How to find what's going on?
From time to time I get lockups. The screen freezes and I can't do anything. Magic sysrq does nothing. However, everything else keeps working, and I can ssh into the machine. CPU usage doesn't rev up and I see nothing in /var/log/Xorg.log or dmesg. Trying to restart the X server doesn't work. Or rather, it tells me that it restarts but the screen keeps displaying the same thing.
This happens relatively rarely, but I would like to know whether there's something I can do to i) fix it without rebooting; ii) find out something useful that could make for a bug report.
If you can ssh in the machine, it is not a hard lockup, but most likely a lockup of the graphics stack. Sysrq should work and if it does not it is maybe because you are on a laptop whose weird keyboard management makes the sysrq key mismapped or unaccessible (e.g. the key requires some "Fn" special shift, which creates trouble when the alt and command key are pressed).
Originally Posted by yotambien
If the machine is not completely locked up, you can try the following
1) ALT+F1 to switch to a text console (probably will not work) and stop/restart the graphics server from there (e.g. on a Kubuntu machine something like sudo service kdm restart).
2) Press _shortly_ the power key. This after some timeout (e.g. 20-30 s) could make your machine have a clean shutdown.
3) SSh in the machine and stop/restat the graphics server from there
In any case, you should probably report the freeze to the maintainers of your graphics driver, provided you can collect all the relevant information.
can you simply kill X or do you need a kill -9 to end the task?
If X hangs somewhere, it may be helpful to attach a debugger (i.e. gdb) and get a backtrace.
Thanks a lot for the answers.
I now realize that I didn't explain the situation accurately. Thinking about it, I didn't try to restart X, but only the desktop manager. According to the terminal output kdm did stop and restated as requested, but the screen remained frozen as before. Next time I'll make sure I try to kill X and see what happens.
Also, when I mentioned that sysrq didn't work, I meant that I couldn't switch to a virtual terminal after trying to go to raw keyboard input (I think that's the name for alt+sysrq+r). In any case, from the remote machine I could read in the syslog that the keyboard had actually passed to default configuration (or something similar). So sysrq trick commands are accepted, it's just that don't do what I (perhaps naively) expected.

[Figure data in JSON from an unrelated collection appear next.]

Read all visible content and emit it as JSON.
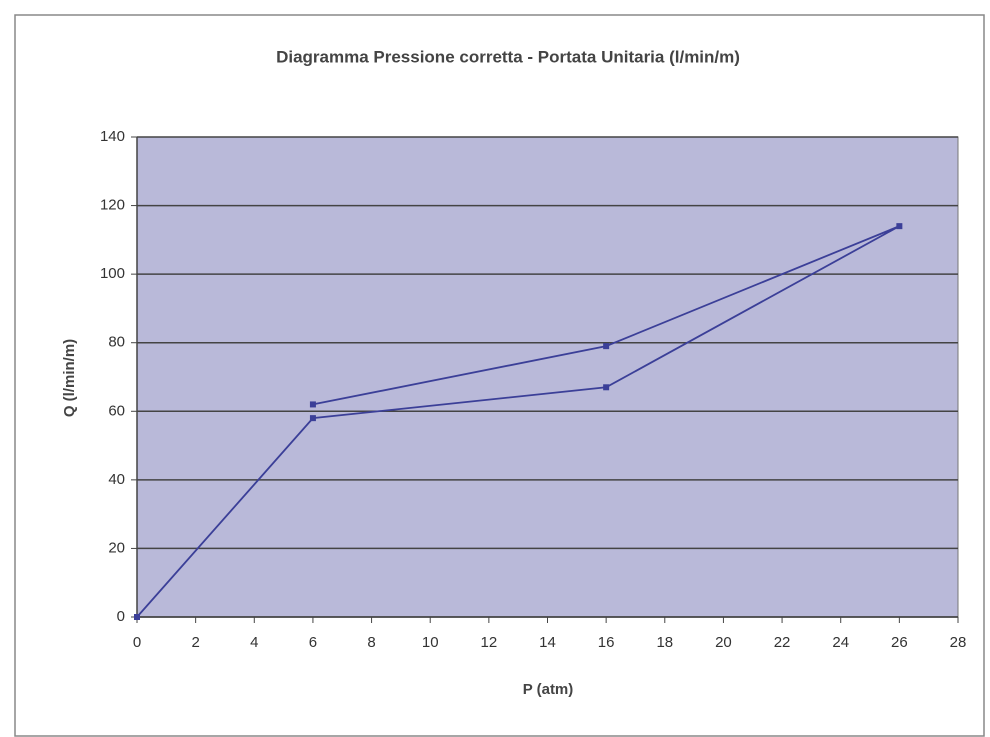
{
  "chart_data": {
    "type": "line",
    "title": "Diagramma Pressione corretta - Portata Unitaria (l/min/m)",
    "x_label": "P (atm)",
    "y_label": "Q (l/min/m)",
    "series": [
      {
        "color": "#3b3f98",
        "x": [
          0,
          6,
          16,
          26,
          16,
          6
        ],
        "values": [
          0,
          58,
          67,
          114,
          79,
          62
        ]
      }
    ],
    "xlim": [
      0,
      28
    ],
    "xticks": [
      0,
      2,
      4,
      6,
      8,
      10,
      12,
      14,
      16,
      18,
      20,
      22,
      24,
      26,
      28
    ],
    "ylim": [
      0,
      140
    ],
    "yticks": [
      0,
      20,
      40,
      60,
      80,
      100,
      120,
      140
    ],
    "grid": true,
    "plot_background": "#b9b9d9"
  }
}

What I found most interesting is the last pointer about "attach a debugger". I didn't know you could do this, for I always used to run gdb first and start an application to trigger a bug. Now I know. Will report whenever this happens again. I estimate 3-7 days : )
Sounds like a GPU lockup to me. AFAIK the only way to get back to normal is to do a GPU reset. I don't think you can do that by restarting X or launching any other command through ssh. So probably only option is to reboot.
There's some automatic GPU lockup detection code in the drm that tries to detect GPU lockup and do auto reset itself. But it doesn't always work and is not implemented on Evergreen.
It would be nice if the drm registered a sysrq handler to do GPU reset, so you can trigger a GPU reset yourself with the keyboard. Because right now GPU lockup is really a PITA on Evergreen.
Don't know if its a similar issue or not, but I experience lockups on r300g (rs480 chip) sometimes. It used to occur more frequently on r300c and r300g does improve the situation. I haven't tried ssh-ing, but SysRq trick doesn't work, and as monraaf suggested, only rebooting works (hence I suspect GPU lockup as well).
Also, as I'm quite new, could any one explain on how to attach a debugger and get the backtrace.
I found this in the Xorg wiki and also something else in the Ubuntu one:
It's not nearly as magical as I thought it would be, and I have the feeling it's pretty hard to get anything out of it in the case of lockups...